Moezzie · June 3, 2019, 8:31pm

Hi guys,

I’ve got a dataset of about 100’000 articles totaling around 532MB.
I’m using a TextList to load it on a P100 with 24GB RAM on Paperspace.com.
Loading more than 50’000 articles results in a Memory Error:

Surely 24GB RAM should be enough for a dataset of 530MB, right?
The largest article is about 128kb whereas the average is 5,3kb.

from fastai.text import *

path = "data/sv-wiki-articles-100k"
bs = 64

data_lm = (TextList.from_folder(path + '/', extensions=['.txt'])
          .use_partial_data(sample_pct=0.5)
          .split_by_rand_pct(0.1)
          .label_for_lm()
          .databunch(bs=bs))

I’ve tried to systematically decreasing the batch size all the way down to 2, which doesn’t change the outcome.

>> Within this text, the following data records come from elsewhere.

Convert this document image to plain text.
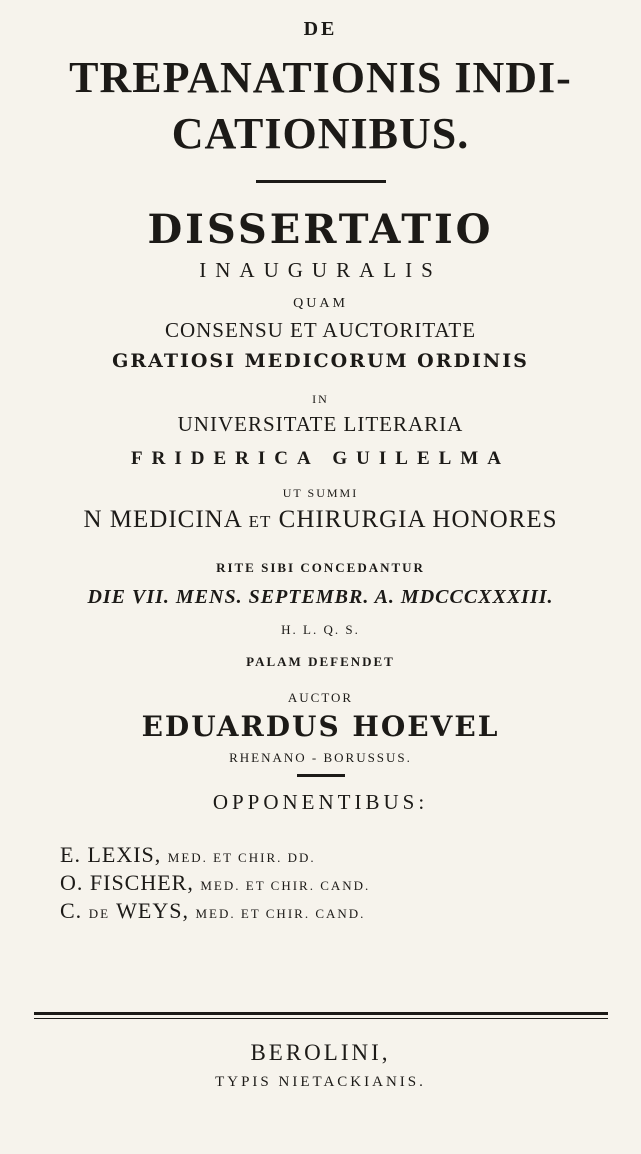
DE
TREPANATIONIS INDI-
CATIONIBUS.
DISSERTATIO
INAUGURALIS
QUAM
CONSENSU ET AUCTORITATE
GRATIOSI MEDICORUM ORDINIS
IN
UNIVERSITATE LITERARIA
FRIDERICA GUILELMA
UT SUMMI
N MEDICINA ET CHIRURGIA HONORES
RITE SIBI CONCEDANTUR
DIE VII. MENS. SEPTEMBR. A. MDCCCXXXIII.
H. L. Q. S.
PALAM DEFENDET
AUCTOR
EDUARDUS HOEVEL
RHENANO - BORUSSUS.
OPPONENTIBUS:
E. LEXIS, MED. ET CHIR. DD.
O. FISCHER, MED. ET CHIR. CAND.
C. DE WEYS, MED. ET CHIR. CAND.
BEROLINI,
TYPIS NIETACKIANIS.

Do you have any suggestions?

The error:

MemoryError                               Traceback (most recent call last)
<ipython-input-7-3c6a208eb876> in <module>
    1 data_lm = (TextList.from_folder(path + '/', extensions=['.txt'])
    2               .use_partial_data(sample_pct=1.0)
 -> 3               .split_by_rand_pct(0.1)
    4               .label_for_lm()
    5               .databunch(bs=bs))

    ...

/opt/conda/envs/fastai/lib/python3.6/site-packages/fastai/core.py in array(a, dtype, **kwargs)
    271     if np.int_==np.int32 and dtype is None and is_listy(a) and len(a) and isinstance(a[0],int):
    272         dtype=np.int64
 -> 273     return np.array(a, dtype=dtype, **kwargs)
    274 
    275 class EmptyLabel(ItemBase):

MemoryError:

Thanks for your help

muellerzr · June 3, 2019, 8:43pm

I know when I had to do mine on paper space I had to only use 1,200 articles as it would kill the memory otherwise when I did an analysis with the FakeNewsCorpus for a little event. Also if it says it’s not, it’s not. I believe we can limit this by pre-tokenizing our data (correct me if I’m wrong) but as that was just a weekend thing for me I am uncertain of this.

You can then just go down and continue training on new databunches until you’ve finished the dataset.

Moezzie · June 4, 2019, 9:54am

Thank you mullerzr

From your experiences I’m gathering that tokenising might take a huge amount of memory.

I will try pretokenizing everything beforehand.

The last sentence you suggest breaking the data set up into multiple data bunches. Did I understand that correctly?
Did you use the transfer learning / fine-tuning method shown in Lesson 4?